You can also read files directly:

for frame in core.G3File('dump.g3'):
    dostuff(frame)

If for exploration you would like to load a file into memory the following idiom works. Do not write code that relies on loading an entire file into memory or everything we’ve done was for naught. This is just for poking at data:

frames = [fr for fr in core.G3File('thefilename.g3')]

Frame Objects

Frames can store only objects that are subclasses of G3FrameObject or are plain-old-data (numerical scalars, booleans, strings). Notably, you cannot directly store python lists, tuples, or numpy arrays; container classes for these are provided, however.
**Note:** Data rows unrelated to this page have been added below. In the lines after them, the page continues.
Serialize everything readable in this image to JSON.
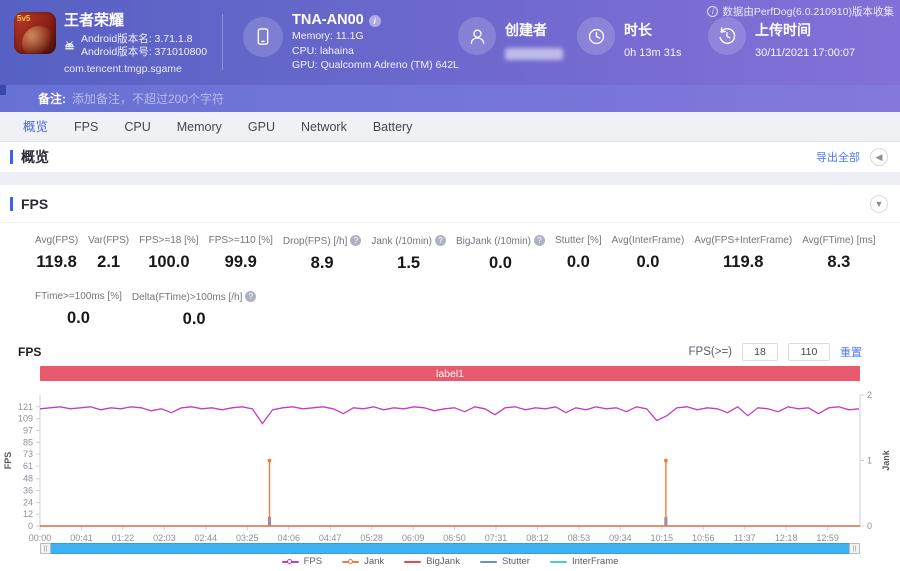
{
  "header": {
    "app": {
      "name": "王者荣耀",
      "icon_badge": "5v5",
      "version_name_line": "Android版本名: 3.71.1.8",
      "version_code_line": "Android版本号: 371010800",
      "package": "com.tencent.tmgp.sgame"
    },
    "device": {
      "model": "TNA-AN00",
      "memory_line": "Memory: 11.1G",
      "cpu_line": "CPU: lahaina",
      "gpu_line": "GPU: Qualcomm Adreno (TM) 642L"
    },
    "creator": {
      "label": "创建者"
    },
    "duration": {
      "label": "时长",
      "value": "0h 13m 31s"
    },
    "upload": {
      "label": "上传时间",
      "value": "30/11/2021 17:00:07"
    },
    "collect_info": "数据由PerfDog(6.0.210910)版本收集"
  },
  "note": {
    "label": "备注:",
    "placeholder": "添加备注，不超过200个字符"
  },
  "tabs": [
    {
      "name": "overview",
      "label": "概览",
      "active": true
    },
    {
      "name": "fps",
      "label": "FPS",
      "active": false
    },
    {
      "name": "cpu",
      "label": "CPU",
      "active": false
    },
    {
      "name": "memory",
      "label": "Memory",
      "active": false
    },
    {
      "name": "gpu",
      "label": "GPU",
      "active": false
    },
    {
      "name": "network",
      "label": "Network",
      "active": false
    },
    {
      "name": "battery",
      "label": "Battery",
      "active": false
    }
  ],
  "overview": {
    "title": "概览",
    "export_all_label": "导出全部"
  },
  "fps_section": {
    "title": "FPS",
    "metrics_row1": [
      {
        "label": "Avg(FPS)",
        "value": "119.8",
        "help": false
      },
      {
        "label": "Var(FPS)",
        "value": "2.1",
        "help": false
      },
      {
        "label": "FPS>=18 [%]",
        "value": "100.0",
        "help": false
      },
      {
        "label": "FPS>=110 [%]",
        "value": "99.9",
        "help": false
      },
      {
        "label": "Drop(FPS) [/h]",
        "value": "8.9",
        "help": true
      },
      {
        "label": "Jank (/10min)",
        "value": "1.5",
        "help": true
      },
      {
        "label": "BigJank (/10min)",
        "value": "0.0",
        "help": true
      },
      {
        "label": "Stutter [%]",
        "value": "0.0",
        "help": false
      },
      {
        "label": "Avg(InterFrame)",
        "value": "0.0",
        "help": false
      },
      {
        "label": "Avg(FPS+InterFrame)",
        "value": "119.8",
        "help": false
      },
      {
        "label": "Avg(FTime) [ms]",
        "value": "8.3",
        "help": false
      }
    ],
    "metrics_row2": [
      {
        "label": "FTime>=100ms [%]",
        "value": "0.0",
        "help": false
      },
      {
        "label": "Delta(FTime)>100ms [/h]",
        "value": "0.0",
        "help": true
      }
    ],
    "chart_controls": {
      "label": "FPS(>=)",
      "min_value": "18",
      "max_value": "110",
      "reset_label": "重置"
    },
    "chart_title": "FPS"
  },
  "chart_data": {
    "type": "line",
    "annotation": {
      "label": "label1",
      "color": "#e85a6e"
    },
    "duration_seconds": 811,
    "x_tick_interval_seconds": 41,
    "x_ticks": [
      "00:00",
      "00:41",
      "01:22",
      "02:03",
      "02:44",
      "03:25",
      "04:06",
      "04:47",
      "05:28",
      "06:09",
      "06:50",
      "07:31",
      "08:12",
      "08:53",
      "09:34",
      "10:15",
      "10:56",
      "11:37",
      "12:18",
      "12:59"
    ],
    "left_axis": {
      "label": "FPS",
      "ticks": [
        0,
        12,
        24,
        36,
        48,
        61,
        73,
        85,
        97,
        109,
        121
      ],
      "max": 133
    },
    "right_axis": {
      "label": "Jank",
      "ticks": [
        0,
        1,
        2
      ],
      "max": 2
    },
    "series": [
      {
        "name": "FPS",
        "color": "#c53cc0",
        "axis": "left",
        "sample_step_seconds": 10,
        "values": [
          119,
          120,
          121,
          119,
          120,
          121,
          118,
          120,
          119,
          121,
          120,
          117,
          119,
          115,
          120,
          121,
          119,
          120,
          118,
          120,
          121,
          119,
          104,
          118,
          120,
          121,
          119,
          120,
          121,
          119,
          114,
          120,
          119,
          121,
          118,
          120,
          119,
          121,
          120,
          117,
          119,
          120,
          116,
          121,
          119,
          113,
          120,
          121,
          118,
          120,
          119,
          121,
          115,
          120,
          118,
          121,
          119,
          120,
          116,
          121,
          119,
          107,
          112,
          120,
          121,
          118,
          120,
          119,
          115,
          121,
          112,
          120,
          119,
          116,
          121,
          119,
          120,
          114,
          120,
          121,
          118,
          119
        ]
      },
      {
        "name": "Jank",
        "color": "#ee7c40",
        "axis": "right",
        "baseline": 0,
        "spikes": [
          {
            "t": 227,
            "v": 1
          },
          {
            "t": 619,
            "v": 1
          }
        ]
      },
      {
        "name": "BigJank",
        "color": "#e64c4c",
        "axis": "right",
        "baseline": 0,
        "spikes": []
      },
      {
        "name": "Stutter",
        "color": "#688fd4",
        "axis": "right",
        "baseline": 0,
        "spikes": [
          {
            "t": 227,
            "v": 0.14
          },
          {
            "t": 619,
            "v": 0.14
          }
        ]
      },
      {
        "name": "InterFrame",
        "color": "#42cfd8",
        "axis": "right",
        "baseline": 0,
        "spikes": []
      }
    ],
    "legend": [
      "FPS",
      "Jank",
      "BigJank",
      "Stutter",
      "InterFrame"
    ]
  }
}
The primary driver for this is that the containers can be shared by C++ and Python code, which allows us to limit the amount of C++ to the cores of algorithms and preserve APIs between the two languages. This makes it much easier to write modules in C++ and Python interchangeably since both languages can access all the data products in the frame using the same interfaces.

The software provides both generic container classes (along the lines of a plain numpy array) and application-specific classes (such as G3Timestream) that also contain metadata (for example, start and stop times and units). In general, code should use one of the purpose-specific objects, which makes sure that stored information has all the appropriate metadata attached.

Some classes that hold multiple instances of other datatypes have names starting with either G3Vector, which denotes a list/array, or G3Map, denoting a dictionary from strings to the named type. These names follow the C++ convention.

Classes containing large quantities of numbers (G3Timestream, G3SkyMap, G3VectorDouble) store their data contiguously in memory and implement the Python buffer protocol, which makes numpy operations on these classes behave with the same speed and semantics as on numpy arrays.

Experimental data is stored in one of the following application-specific clASSES:

  • G3Timestream acts like a G3VectorDouble with attached sample rate, start time, stop time and units.

  • G3SkyMap is a base class for actual maps of the sky, and includes units and projection information.

  • BolometerProperties Stores the physical bolometer information like polarization angle and pointing offset.

  • DfMuxChannelMapping Is used to map the string identifying a bolometer to its board/module/channel in the dfmux system.

A few notable generic containers when the standard ones are not appropriate:

  • G3VectorDouble is a vector of doubles. It acts like a numpy array of doubles.

  • G3MapString acts like a dictionary that maps strings to strings

  • G3MapVectorDouble acts like a dictionary that maps a string to a vector of doubles

Frame objects must be defined in both C++ and Python, which can be a bit daunting if you aren’t familiar with C++. If you need to add an extra member to a G3FrameObject subclass or need a new class, ask on the Slack channel and someone familiar with the C++ side of the software can help with it.

Units

This software includes a units system that is meant to end wondering whether a given function takes radians or degrees as an argument, or whether a stored time is in milliseconds or seconds. The support code is accessible to both C++ and Python as part of the G3Units namespace (core.G3Units.X in Python and G3Units::X in C++).

You should read the documentation on the Units system.

Debugging Code

Because of the step-by-step frame handling and callback system, debugging code requires a few more steps than usual.

To break into a debugger session at a certain point in the pipeline, you can use the spt3g.core.InjectDebug module.

Another common idiom is to insert a pipeline module that grabs data as it goes by for later examination, which lets you debug as though there were not callbacks. For example,

stuff = []
def grabstuff(fr):
    if 'MyData' in fr:
        stuff.append(fr['MyData'])
pipe.Add(grabstuff)

You can run the unit tests by running make test in the build directory, which is also a useful, though not sufficient, test that everything is working correctly – expanding test coverage is always a praiseworthy activity.